How i build with AI

Custom Agents: I use AI to build custom internal agents that connect research, documentation, roadmaps, and design systems into a unified workflow layer with Claude, ChatGPT, Perplexity, and Copilot. These agents are tailored to specific product and business contexts, enabling teams to produce more consistent, scalable outputs while reducing friction across the design and development process.

Features & Experiences: I also use structured prompting systems, specifically the RTCCF framework, to translate internal design systems and product context into meaningful, repeatable design iterations. Through this approach, I was able to build an entire functional app through vibe coding, including SquareUp, a restaurant dashboard and check-splitting app. This system combines AI-assisted workflows with tools like Claude, Replit, Builder.io, and Figma Make.

Custom Agents

TripAdvisor AI Agent “ollie”

The custom AI agent shown in the video was designed to support scalable cross-functional execution by consolidating research, product planning, and system dependencies into a single workflow. It was trained on internal UX research, product roadmaps (via Jira and Airtable), and the TripAdvisor design system, ensuring outputs stay grounded in real product constraints.

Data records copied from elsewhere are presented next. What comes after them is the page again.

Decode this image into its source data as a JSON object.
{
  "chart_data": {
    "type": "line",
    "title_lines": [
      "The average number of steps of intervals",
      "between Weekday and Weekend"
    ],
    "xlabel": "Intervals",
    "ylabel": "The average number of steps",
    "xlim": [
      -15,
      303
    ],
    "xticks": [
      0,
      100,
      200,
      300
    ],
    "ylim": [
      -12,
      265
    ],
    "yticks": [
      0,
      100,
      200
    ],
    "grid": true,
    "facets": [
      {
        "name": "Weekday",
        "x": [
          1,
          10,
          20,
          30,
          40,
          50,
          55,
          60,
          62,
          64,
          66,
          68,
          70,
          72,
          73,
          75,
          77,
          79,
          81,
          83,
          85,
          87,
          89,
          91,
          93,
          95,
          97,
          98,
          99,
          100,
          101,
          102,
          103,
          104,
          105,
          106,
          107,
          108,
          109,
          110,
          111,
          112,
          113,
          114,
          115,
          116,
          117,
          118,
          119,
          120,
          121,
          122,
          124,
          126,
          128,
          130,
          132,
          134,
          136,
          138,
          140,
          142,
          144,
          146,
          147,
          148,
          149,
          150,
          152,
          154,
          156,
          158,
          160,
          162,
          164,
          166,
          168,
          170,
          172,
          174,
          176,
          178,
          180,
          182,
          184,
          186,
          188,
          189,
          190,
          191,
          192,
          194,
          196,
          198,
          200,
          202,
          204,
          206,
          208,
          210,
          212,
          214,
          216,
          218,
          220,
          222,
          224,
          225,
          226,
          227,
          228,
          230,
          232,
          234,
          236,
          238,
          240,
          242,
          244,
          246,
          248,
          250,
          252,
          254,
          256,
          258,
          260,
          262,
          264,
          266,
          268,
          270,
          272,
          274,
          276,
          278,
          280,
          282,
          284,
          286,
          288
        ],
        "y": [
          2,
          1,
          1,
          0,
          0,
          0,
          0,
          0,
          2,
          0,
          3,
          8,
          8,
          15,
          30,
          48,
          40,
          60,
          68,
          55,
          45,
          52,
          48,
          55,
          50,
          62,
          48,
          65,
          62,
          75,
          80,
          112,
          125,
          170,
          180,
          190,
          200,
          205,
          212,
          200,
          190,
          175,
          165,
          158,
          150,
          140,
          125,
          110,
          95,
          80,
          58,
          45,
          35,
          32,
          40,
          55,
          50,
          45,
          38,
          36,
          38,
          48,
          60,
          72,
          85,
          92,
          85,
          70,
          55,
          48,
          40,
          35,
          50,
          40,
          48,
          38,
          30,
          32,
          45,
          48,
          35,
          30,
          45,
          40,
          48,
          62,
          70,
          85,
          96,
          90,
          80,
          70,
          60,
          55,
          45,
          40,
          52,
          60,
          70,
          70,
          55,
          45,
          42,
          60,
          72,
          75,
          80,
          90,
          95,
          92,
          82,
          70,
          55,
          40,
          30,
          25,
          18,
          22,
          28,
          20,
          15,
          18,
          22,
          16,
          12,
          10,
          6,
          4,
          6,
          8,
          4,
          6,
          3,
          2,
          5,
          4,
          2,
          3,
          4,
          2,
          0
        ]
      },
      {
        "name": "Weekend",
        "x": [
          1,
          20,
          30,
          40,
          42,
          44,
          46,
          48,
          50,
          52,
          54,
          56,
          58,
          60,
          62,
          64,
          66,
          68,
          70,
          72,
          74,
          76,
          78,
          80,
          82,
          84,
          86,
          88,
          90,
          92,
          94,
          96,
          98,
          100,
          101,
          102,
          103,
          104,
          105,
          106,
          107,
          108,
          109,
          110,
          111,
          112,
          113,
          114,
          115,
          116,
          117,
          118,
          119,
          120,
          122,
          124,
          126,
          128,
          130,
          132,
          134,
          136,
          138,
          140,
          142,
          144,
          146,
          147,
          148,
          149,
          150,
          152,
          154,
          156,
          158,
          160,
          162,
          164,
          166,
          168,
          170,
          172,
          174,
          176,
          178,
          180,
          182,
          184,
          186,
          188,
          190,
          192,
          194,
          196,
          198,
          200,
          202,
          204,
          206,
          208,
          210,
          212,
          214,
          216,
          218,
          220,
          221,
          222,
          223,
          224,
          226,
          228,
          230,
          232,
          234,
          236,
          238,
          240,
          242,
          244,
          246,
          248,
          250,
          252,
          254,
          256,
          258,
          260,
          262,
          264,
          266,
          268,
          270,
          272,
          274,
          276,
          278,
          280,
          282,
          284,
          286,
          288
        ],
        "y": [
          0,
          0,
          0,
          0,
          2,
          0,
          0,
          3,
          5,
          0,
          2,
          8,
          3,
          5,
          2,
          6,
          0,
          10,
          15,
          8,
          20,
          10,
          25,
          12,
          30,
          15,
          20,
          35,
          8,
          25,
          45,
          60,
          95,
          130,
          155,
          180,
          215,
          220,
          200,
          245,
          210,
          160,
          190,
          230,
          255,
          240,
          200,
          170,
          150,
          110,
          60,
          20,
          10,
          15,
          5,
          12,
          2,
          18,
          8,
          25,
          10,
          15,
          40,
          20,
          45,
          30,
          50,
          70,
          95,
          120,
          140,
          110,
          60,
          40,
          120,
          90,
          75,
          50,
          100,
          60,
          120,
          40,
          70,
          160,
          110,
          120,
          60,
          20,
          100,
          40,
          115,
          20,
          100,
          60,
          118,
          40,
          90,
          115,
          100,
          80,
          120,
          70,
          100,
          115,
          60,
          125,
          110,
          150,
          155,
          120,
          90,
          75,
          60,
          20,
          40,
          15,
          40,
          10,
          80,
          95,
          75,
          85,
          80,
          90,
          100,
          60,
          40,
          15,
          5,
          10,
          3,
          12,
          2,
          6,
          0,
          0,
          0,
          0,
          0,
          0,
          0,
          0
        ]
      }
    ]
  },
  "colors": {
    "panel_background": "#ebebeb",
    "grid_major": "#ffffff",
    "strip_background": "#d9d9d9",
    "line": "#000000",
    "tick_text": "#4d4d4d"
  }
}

The agent helps teams proactively plan feature work by connecting what is being built to what already exists in the system, reducing ambiguity between design, product, and engineering and improving alignment across execution.

Where It Adds Value

Research Synthesis — Aggregates UX findings and customer insights into structured outputs

Roadmap Visibility — Surfaces project timelines, priorities, and dependencies across teams

Component Impact Mapping — Identifies affected design system components and templates

Documentation Intelligence — References existing product and design system documentation

Cross-Team Alignment — Improves collaboration between design, product, and engineering

Operational Efficiency — Reduces manual coordination and repetitive workflow overhead

Scalable Product Execution — Leverages existing data and systems to accelerate feature delivery

BUILDING Features & Experiences with AI

The prompt framework

I use a framework called RTCCF to create more reliable AI generations across product design, UX workflows, and full application experiences. Using this approach, I built a real working application called SquareUp for a restaurant to streamline the guest checkout process through QR-based payments while also giving management real-time visibility into nightly sales performance and operational insights. The system improves table turnover, reduces server workload, and provides actionable data that helps teams understand how the business is performing in real time.

  • Role — Defines the expertise and perspective AI should operate from

  • Task — Establishes the exact objective or workflow outcome

  • Context — Provides product, user, and business constraints

  • Constraints — Controls quality, structure, accessibility, and system rules

  • Format — Shapes how outputs are generated and organized

The image on the right shows my actual implementation of the RTCCF prompt format for this app at a high level.

The Product

SquareUp was built as an exploration into how structured AI prompting and product context can accelerate production-ready product design workflows. The project reinforced a key principle when working with AI systems: context is everything.

Creating usable AI outputs requires far more than a simple prompt. To generate scalable, developer-ready experiences, prompts must be intentionally structured around real UX and UI foundations.

UI Context

AI outputs were guided using structured systems that defined:

  • Grid systems and spacing rules

  • Typography, color tokens, and design system constraints

  • Responsive behavior across screen sizes

  • Scalable component architecture

  • Accessibility and usability best practices

UX Context

Prompts were also tailored around user behavior and product strategy, including:

  • End-to-end user flows and journeys

  • User intent and decision points

  • Interaction patterns and feature logic

  • Research-informed UX frameworks

  • Clear action hierarchy and navigation structure

Workflow & Execution

Using structured prompting frameworks like RTCCF alongside tools such as Claude, Replit, Builder.io, and Figma Make, I was able to build SquareUp, a restaurant dashboard and check-splitting application.

These systems helped generate outputs that could move beyond ideation into production-oriented execution by:

  • Accelerating design iteration and feature exploration

  • Producing cleaner, more implementation-ready UI

  • Connecting outputs into Figma through MCP workflows

  • Supporting developer-ready design handoff

  • Reducing repetitive production overhead across workflows

The pitch deck

SquareUp started with a clear problem of simplifying restaurant operations and split payments into a faster and more intuitive experience. That opportunity was translated into structured user flows and a prompting framework grounded in UX principles.

Using structured prompts, I defined journeys, interactions, and UI logic before generating features. The result was a set of production-ready outputs including a restaurant dashboard, check-splitting flow, and intuitive payment experience.